Short of rejecting the demand by Left parties for a land commission, the Andhra Pradesh government has finally decided to set up a ‘land monitoring committee’ instead. This decision is in line with the recommendation by the Koneru Rangarao Committee. It is an alternative proposal that has been put to the Left parties who are demanding a land commission, state revenue minister D Prasada Rao said.

Pointing to the problems of setting up a commission, Rao said an independent land commission outside the government would mean denigrating the elected government and the state cabinet. “Hence, we want the monitoring committee to work under the stewardship of the chief minister. It will also oversee all land-related issues, including the recommendations of Rangarao Committee,” he added.

However, Rao said the final decision on the composition of the proposed committee will be taken by chief minister Rajasekhara Reddy.

The Rangarao Committee has made 104 suggestions, out of which 74 were agreed upon, while nine were found not feasible to implement. The government will make a formal announcement with regard to the remaining 21 recommendations, the minister said.

“When the main goal for both, the Congress and the Left, is to distribute land to the landless poor, the means to achieving the goal does not matter,” Rao said. He said the government plans to organise regional conferences with revenue officials at Tirupati, Visakhapatanam and Hyderabad during September to discuss all land-related issues, including problems of the tenant farmers.

Giving a new turn to the entire land issue which has been gathering heat, the state government has decided to look into violations of the Agriculture Land Ceiling Act. Officials estimate a few thousand hectares of farm land is being occupied illegally. “Most of this land has been assigned to the weaker sections but is occupied by the upper castes,” officials pointed out. The land has been occupied/bought since 1983 by violating the agriculture ceiling laws. Now such land is under litigation, thus giving an opportunity to illegal occupants to continue with possession of the land, officials said.

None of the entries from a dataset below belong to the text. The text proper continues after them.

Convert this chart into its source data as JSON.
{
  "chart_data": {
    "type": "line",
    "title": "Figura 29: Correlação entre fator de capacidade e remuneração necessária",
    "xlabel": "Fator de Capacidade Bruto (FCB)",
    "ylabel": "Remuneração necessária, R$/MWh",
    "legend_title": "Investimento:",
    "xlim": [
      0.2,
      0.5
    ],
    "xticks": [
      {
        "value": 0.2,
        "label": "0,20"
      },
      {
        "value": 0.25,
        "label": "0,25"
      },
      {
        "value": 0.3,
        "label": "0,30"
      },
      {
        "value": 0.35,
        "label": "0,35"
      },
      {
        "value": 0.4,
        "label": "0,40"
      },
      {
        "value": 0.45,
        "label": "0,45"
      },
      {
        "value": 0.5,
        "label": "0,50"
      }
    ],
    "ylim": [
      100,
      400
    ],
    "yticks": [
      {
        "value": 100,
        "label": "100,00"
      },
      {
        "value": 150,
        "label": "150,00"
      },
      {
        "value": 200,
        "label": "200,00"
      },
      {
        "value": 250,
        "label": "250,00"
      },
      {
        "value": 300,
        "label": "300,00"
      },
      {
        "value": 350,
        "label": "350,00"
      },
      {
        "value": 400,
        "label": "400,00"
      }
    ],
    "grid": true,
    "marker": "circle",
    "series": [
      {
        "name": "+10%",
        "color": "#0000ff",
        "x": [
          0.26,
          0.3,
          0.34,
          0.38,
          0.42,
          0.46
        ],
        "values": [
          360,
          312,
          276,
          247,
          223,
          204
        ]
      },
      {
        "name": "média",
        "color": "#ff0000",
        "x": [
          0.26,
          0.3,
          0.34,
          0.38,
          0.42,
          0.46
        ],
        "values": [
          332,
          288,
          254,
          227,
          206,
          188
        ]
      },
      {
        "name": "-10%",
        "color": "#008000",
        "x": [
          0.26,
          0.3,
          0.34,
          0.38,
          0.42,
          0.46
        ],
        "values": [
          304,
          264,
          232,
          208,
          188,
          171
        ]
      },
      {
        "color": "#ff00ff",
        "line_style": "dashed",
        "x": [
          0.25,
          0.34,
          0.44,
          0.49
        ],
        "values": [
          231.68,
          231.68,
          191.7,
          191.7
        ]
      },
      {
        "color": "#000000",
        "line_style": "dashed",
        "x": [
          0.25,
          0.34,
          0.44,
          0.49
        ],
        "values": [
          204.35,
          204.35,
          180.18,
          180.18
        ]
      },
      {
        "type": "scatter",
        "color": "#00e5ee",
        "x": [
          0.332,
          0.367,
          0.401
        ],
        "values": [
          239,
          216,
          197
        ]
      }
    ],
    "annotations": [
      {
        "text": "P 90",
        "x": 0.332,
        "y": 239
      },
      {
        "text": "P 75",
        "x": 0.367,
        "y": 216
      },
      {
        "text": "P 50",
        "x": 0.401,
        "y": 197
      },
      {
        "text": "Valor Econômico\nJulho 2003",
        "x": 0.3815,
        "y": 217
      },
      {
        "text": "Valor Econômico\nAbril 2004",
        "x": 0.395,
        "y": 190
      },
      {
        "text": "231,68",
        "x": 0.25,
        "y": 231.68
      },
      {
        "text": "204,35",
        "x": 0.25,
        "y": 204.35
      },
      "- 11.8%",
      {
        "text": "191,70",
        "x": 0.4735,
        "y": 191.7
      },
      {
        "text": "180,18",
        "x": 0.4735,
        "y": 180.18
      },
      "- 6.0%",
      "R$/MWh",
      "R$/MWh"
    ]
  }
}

Addressing the joint collectors’ conference a couple of days back, the chief minister had said that media houses and industrialists had acquired agricultural land crossing all legal boundaries. He asked joint collectors/RDOs to be more vigilant on such deals and take corrective measures. The land should be taken back, by all means, from the illegal occupants and restored to the original assignee, Reddy said.

Meanwhile, the AP high court has admitted a writ petition challenging the authority of the government to selectively allot land (around Hyderabad) to business houses without public auction or tendering. Though the bench refused a stay on the action of the government, it said future allotments to private parties by the government would be subject to the final orders on the writ petition.